Etude de nanoétoiles de FeCo. a) image MET de nanoétoiles de FeCo, b) reconstruction 3D d’une étoile par tomographie MET. Lignes d’induction magnétique mesurées superposées à l’image MET (c) et simulées (b), images de déphasage électronique d’origine magnétique mesurée (e) et simulée (f). Aimantation simulée g) et h) spins dans le plan central du cœur de l’étoile perpendiculaire à l’axe z. [C. Garnero et al. Nano Lett. 21, 3664 (2021)]
Structures en domaines magnétiques dans les nanostructures 2D
Les domaines magnétiques présentent un intérêt certain du fait de leur mobilité sous champ magnétique et surtout sous courant. En effet la démonstration du déplacement de domaines magnétiques notamment de type skyrmions sous courant électrique a motivé de nombreuses études et applications telles que les racetrack memories, la spin logic, ou le calcul neuromorphique.
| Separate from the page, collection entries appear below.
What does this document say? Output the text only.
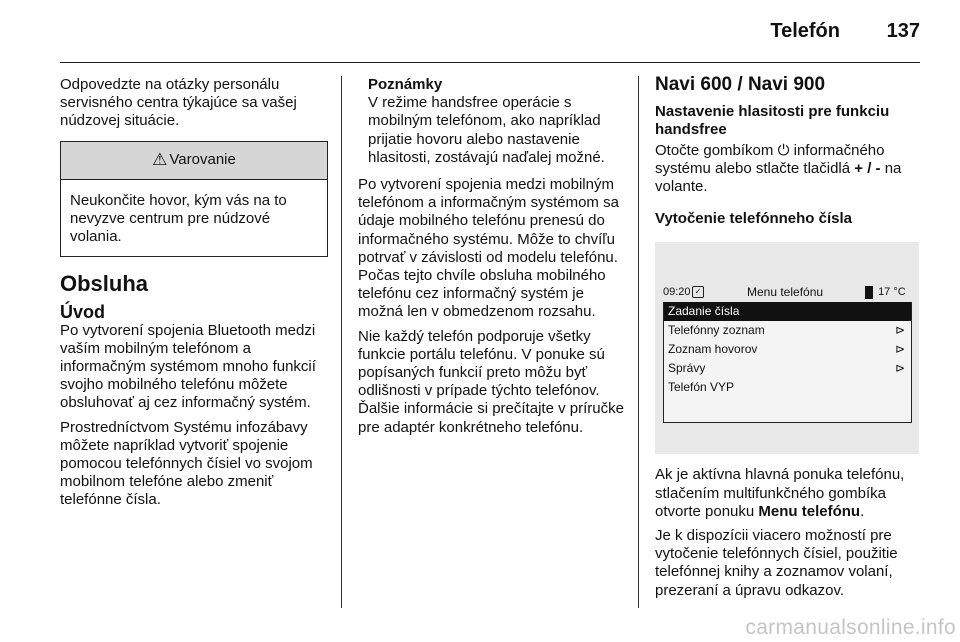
Telefón 137

Odpovedzte na otázky personálu servisného centra týkajúce sa vašej núdzovej situácie.

⚠ Varovanie
Neukončite hovor, kým vás na to nevyzve centrum pre núdzové volania.
Obsluha
Úvod

Po vytvorení spojenia Bluetooth medzi vaším mobilným telefónom a informačným systémom mnoho funkcií svojho mobilného telefónu môžete obsluhovať aj cez informačný systém.

Prostredníctvom Systému infozábavy môžete napríklad vytvoriť spojenie pomocou telefónnych čísiel vo svojom mobilnom telefóne alebo zmeniť telefónne čísla.

Poznámky
V režime handsfree operácie s mobilným telefónom, ako napríklad prijatie hovoru alebo nastavenie hlasitosti, zostávajú naďalej možné.

Po vytvorení spojenia medzi mobilným telefónom a informačným systémom sa údaje mobilného telefónu prenesú do informačného systému. Môže to chvíľu potrvať v závislosti od modelu telefónu. Počas tejto chvíle obsluha mobilného telefónu cez informačný systém je možná len v obmedzenom rozsahu.

Nie každý telefón podporuje všetky funkcie portálu telefónu. V ponuke sú popísaných funkcií preto môžu byť odlišnosti v prípade týchto telefónov. Ďalšie informácie si prečítajte v príručke pre adaptér konkrétneho telefónu.

Navi 600 / Navi 900
Nastavenie hlasitosti pre funkciu handsfree

Otočte gombíkom ⏻ informačného systému alebo stlačte tlačidlá + / - na volante.

Vytočenie telefónneho čísla
09:20 ✓	Menu telefónu	17 °C
Zadanie čísla
Telefónny zoznam	⊳
Zoznam hovorov	⊳
Správy	⊳
Telefón VYP

Ak je aktívna hlavná ponuka telefónu, stlačením multifunkčného gombíka otvorte ponuku Menu telefónu.

Je k dispozícii viacero možností pre vytočenie telefónnych čísiel, použitie telefónnej knihy a zoznamov volaní, prezeraní a úpravu odkazov.

carmanualsonline.info
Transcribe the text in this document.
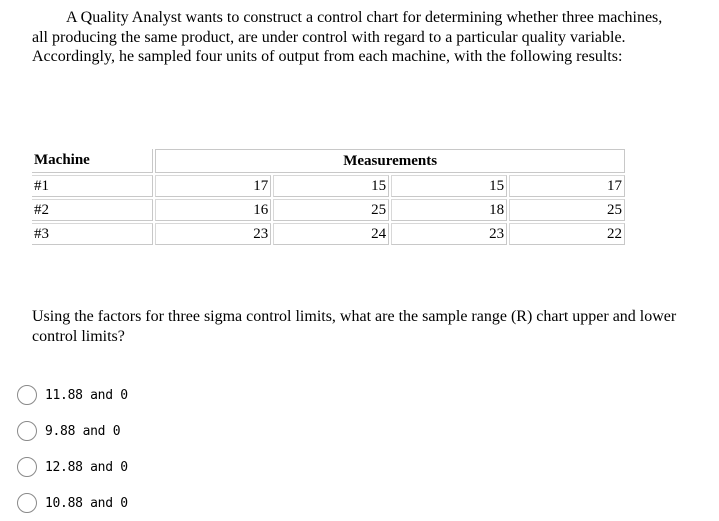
A Quality Analyst wants to construct a control chart for determining whether three machines, all producing the same product, are under control with regard to a particular quality variable. Accordingly, he sampled four units of output from each machine, with the following results:

Machine	Measurements			
#1	17	15	15	17
#2	16	25	18	25
#3	23	24	23	22

Using the factors for three sigma control limits, what are the sample range (R) chart upper and lower control limits?

11.88 and 0
9.88 and 0
12.88 and 0
10.88 and 0
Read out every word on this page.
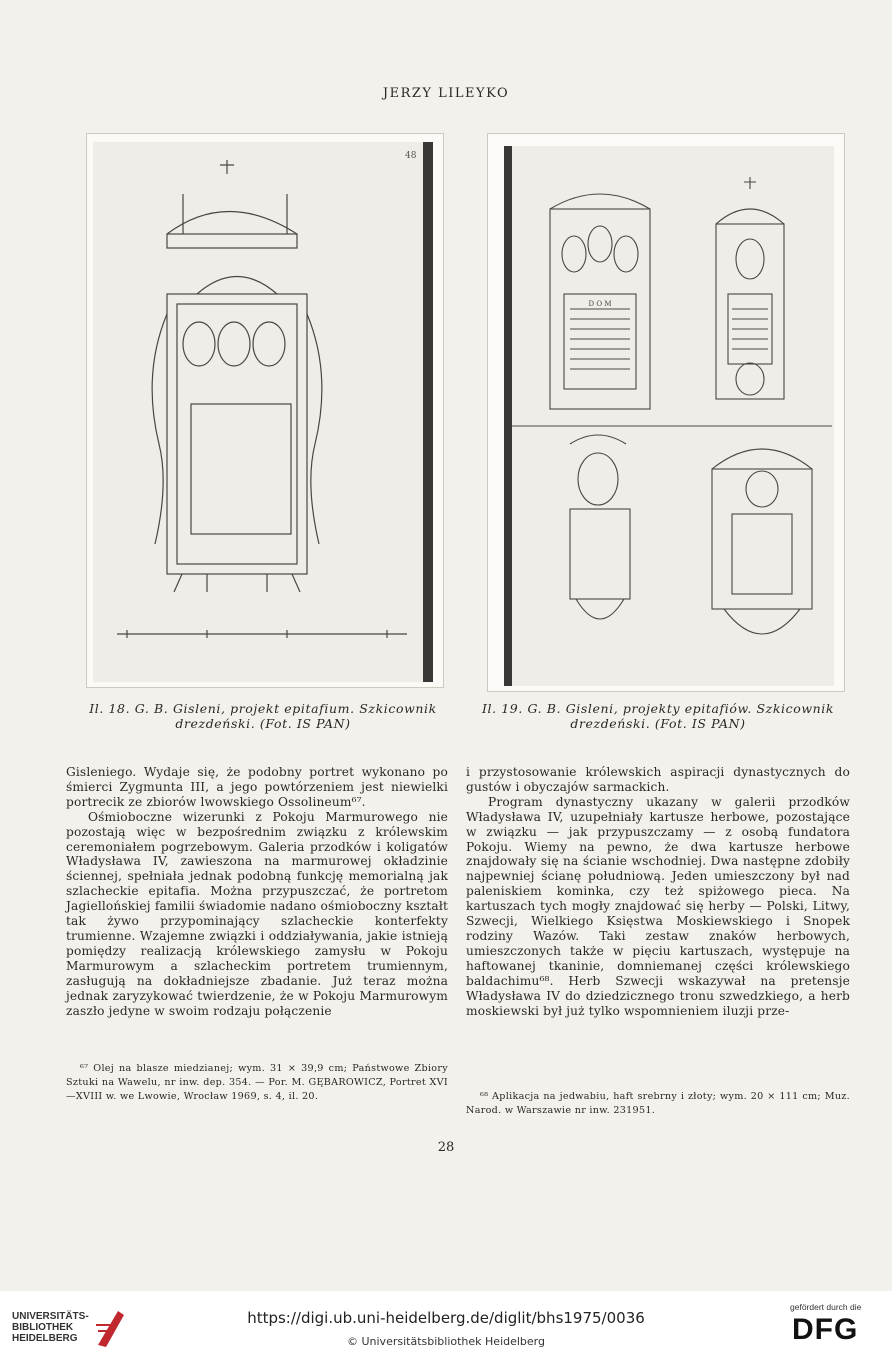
JERZY LILEYKO
48
D O M
Il. 18. G. B. Gisleni, projekt epitafium. Szkicownik
drezdeński. (Fot. IS PAN)
Il. 19. G. B. Gisleni, projekty epitafiów. Szkicownik
drezdeński. (Fot. IS PAN)

Gisleniego. Wydaje się, że podobny portret wykonano po śmierci Zygmunta III, a jego powtórzeniem jest niewielki portrecik ze zbiorów lwowskiego Ossolineum⁶⁷.

Ośmioboczne wizerunki z Pokoju Marmurowego nie pozostają więc w bezpośrednim związku z królewskim ceremoniałem pogrzebowym. Galeria przodków i koligatów Władysława IV, zawieszona na marmurowej okładzinie ściennej, spełniała jednak podobną funkcję memorialną jak szlacheckie epitafia. Można przypuszczać, że portretom Jagiellońskiej familii świadomie nadano ośmioboczny kształt tak żywo przypominający szlacheckie konterfekty trumienne. Wzajemne związki i oddziaływania, jakie istnieją pomiędzy realizacją królewskiego zamysłu w Pokoju Marmurowym a szlacheckim portretem trumiennym, zasługują na dokładniejsze zbadanie. Już teraz można jednak zaryzykować twierdzenie, że w Pokoju Marmurowym zaszło jedyne w swoim rodzaju połączenie

⁶⁷ Olej na blasze miedzianej; wym. 31 × 39,9 cm; Państwowe Zbiory Sztuki na Wawelu, nr inw. dep. 354. — Por. M. GĘBAROWICZ, Portret XVI—XVIII w. we Lwowie, Wrocław 1969, s. 4, il. 20.

i przystosowanie królewskich aspiracji dynastycznych do gustów i obyczajów sarmackich.

Program dynastyczny ukazany w galerii przodków Władysława IV, uzupełniały kartusze herbowe, pozostające w związku — jak przypuszczamy — z osobą fundatora Pokoju. Wiemy na pewno, że dwa kartusze herbowe znajdowały się na ścianie wschodniej. Dwa następne zdobiły najpewniej ścianę południową. Jeden umieszczony był nad paleniskiem kominka, czy też spiżowego pieca. Na kartuszach tych mogły znajdować się herby — Polski, Litwy, Szwecji, Wielkiego Księstwa Moskiewskiego i Snopek rodziny Wazów. Taki zestaw znaków herbowych, umieszczonych także w pięciu kartuszach, występuje na haftowanej tkaninie, domniemanej części królewskiego baldachimu⁶⁸. Herb Szwecji wskazywał na pretensje Władysława IV do dziedzicznego tronu szwedzkiego, a herb moskiewski był już tylko wspomnieniem iluzji prze-

⁶⁸ Aplikacja na jedwabiu, haft srebrny i złoty; wym. 20 × 111 cm; Muz. Narod. w Warszawie nr inw. 231951.

28
UNIVERSITÄTS-
BIBLIOTHEK
HEIDELBERG
https://digi.ub.uni-heidelberg.de/diglit/bhs1975/0036
© Universitätsbibliothek Heidelberg
gefördert durch die
DFG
Au sein de l’équipe Nanomagnétisme, nous développons l’étude de skyrmions dans des hétérostructures films minces non-centrosymétriques. Nous élaborons des films ultrafins de type multicouches Pt/Co/Ta (Figure), notamment sur grille MET à membrane Si3N4 transparentes aux électrons afin d’être directement observés par imagerie magnétique en MET (collab. CEMES-CNRS). Différents régimes de structures en domaines stripes ou réseaux de bulles skyrmioniques sont observés suivant le nombre de périodes n de la multicouche et le champ magnétique perpendiculaire appliqué. Nous développons (i) la modulation la température in-situ dans le MET pour contrôler thermiquement la nucléation des skyrmions, et (ii) l’injection de courant in-situ pour stimuler la dynamique de skyrmions par courant.
Multicouches Pt/Co/Ta pour skyrmions. a) Structure des multicouches constituées de n répétitions de Pt/Co/Ta élaborées par pulvérisation cathodique (épaisseurs en nm). b) Cycles d’hystérésis M(H) des multicouches mesurées en VSM. c) image MOKE et d)-i) images MET en mode Lorentz (LTEM) illustrant les structures en domaines magnétiques labyrinthiques dites stripes dont la période évoluent suivant le nombre de répétition n . i) Réseau de bulles skyrmioniques observé lors de l’application d’un champ magnétique pour l’échantillon n=15. j) Largeur des domaines magnétiques Lstripes mesurée par imagerie magnétique en fonction de l’épaisseur total de Co et fit théorique permettant d’extraire l’énergie de paroi magnétique.